The gallery in Sofia in which I sadly found no (modern) Roman emperors was the recently restored National Gallery. It seems that the old National Gallery of Bulgarian Art is mostly in mothballs, though it still holds the ethnographic collection (ie Bulgarian national costumes) and also attached to that a small display of gifts made to earlier heads of state. Below is a leather coat presented to Mr Zhivkov by a delegation from Mongolia (and there was much else along the same lines as you can glimpse).
The main collection has been moved to what was the Gallery of Foreign Art, which now has a wonderful extension at the back -- which is one of the very best modern museum extensions I have seen, although photos dont really do it justice.

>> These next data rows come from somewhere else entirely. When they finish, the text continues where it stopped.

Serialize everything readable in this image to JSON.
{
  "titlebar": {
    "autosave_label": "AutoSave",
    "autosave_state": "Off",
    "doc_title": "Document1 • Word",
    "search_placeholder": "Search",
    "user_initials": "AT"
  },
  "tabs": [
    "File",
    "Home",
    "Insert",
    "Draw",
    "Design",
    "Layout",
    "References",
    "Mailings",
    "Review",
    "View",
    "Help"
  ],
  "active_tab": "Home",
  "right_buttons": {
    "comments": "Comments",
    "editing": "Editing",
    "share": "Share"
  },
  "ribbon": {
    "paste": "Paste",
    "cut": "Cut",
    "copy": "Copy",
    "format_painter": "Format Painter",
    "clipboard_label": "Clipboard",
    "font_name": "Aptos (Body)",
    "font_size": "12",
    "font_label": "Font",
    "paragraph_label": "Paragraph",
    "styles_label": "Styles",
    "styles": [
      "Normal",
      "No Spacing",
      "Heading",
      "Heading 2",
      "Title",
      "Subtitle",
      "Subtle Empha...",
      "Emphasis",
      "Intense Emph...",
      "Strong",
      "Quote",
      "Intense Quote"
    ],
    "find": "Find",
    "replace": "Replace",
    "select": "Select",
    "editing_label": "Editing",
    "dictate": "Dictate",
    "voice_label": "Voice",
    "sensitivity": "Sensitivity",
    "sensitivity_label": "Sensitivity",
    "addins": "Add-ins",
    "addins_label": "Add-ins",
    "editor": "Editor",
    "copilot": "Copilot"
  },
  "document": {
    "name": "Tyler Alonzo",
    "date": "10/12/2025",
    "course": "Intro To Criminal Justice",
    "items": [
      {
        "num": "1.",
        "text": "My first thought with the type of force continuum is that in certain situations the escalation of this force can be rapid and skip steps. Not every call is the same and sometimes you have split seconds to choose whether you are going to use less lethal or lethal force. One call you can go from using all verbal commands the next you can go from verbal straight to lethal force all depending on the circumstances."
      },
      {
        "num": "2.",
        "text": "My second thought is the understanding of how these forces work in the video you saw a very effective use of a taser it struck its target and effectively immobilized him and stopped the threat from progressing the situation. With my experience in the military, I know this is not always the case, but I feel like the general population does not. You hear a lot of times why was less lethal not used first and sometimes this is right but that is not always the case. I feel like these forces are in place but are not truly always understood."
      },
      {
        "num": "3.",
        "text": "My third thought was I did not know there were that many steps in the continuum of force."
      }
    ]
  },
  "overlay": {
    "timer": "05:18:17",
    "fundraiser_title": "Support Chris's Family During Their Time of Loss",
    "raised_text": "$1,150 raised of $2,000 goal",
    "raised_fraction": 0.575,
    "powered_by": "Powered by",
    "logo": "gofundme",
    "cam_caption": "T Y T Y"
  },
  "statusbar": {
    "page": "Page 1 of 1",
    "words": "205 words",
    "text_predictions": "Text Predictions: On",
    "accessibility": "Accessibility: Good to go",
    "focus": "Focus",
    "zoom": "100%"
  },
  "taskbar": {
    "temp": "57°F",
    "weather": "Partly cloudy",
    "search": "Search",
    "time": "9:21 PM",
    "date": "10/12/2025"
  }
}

On the morning I visited, it was full of kids (right) doing wholesome things such as they do in museums amongst what I might call the "ethnographica", which was indeed beautifully displayed. That apart, I didnt quite think that they collection itself quite came up to the building, although I found a soft spot for some of the modern Bulgarian art (which had not been consigned to the Museum of Socialist Art). This included the rather elegant "cement factory" from 1987 (on the left) , and plenty more of that easy-on-the-eye type.
But strangely, once I'd skipped the archaeological museum (probably an error), I found it was my hotel that offered the best classical remains, heading up this post.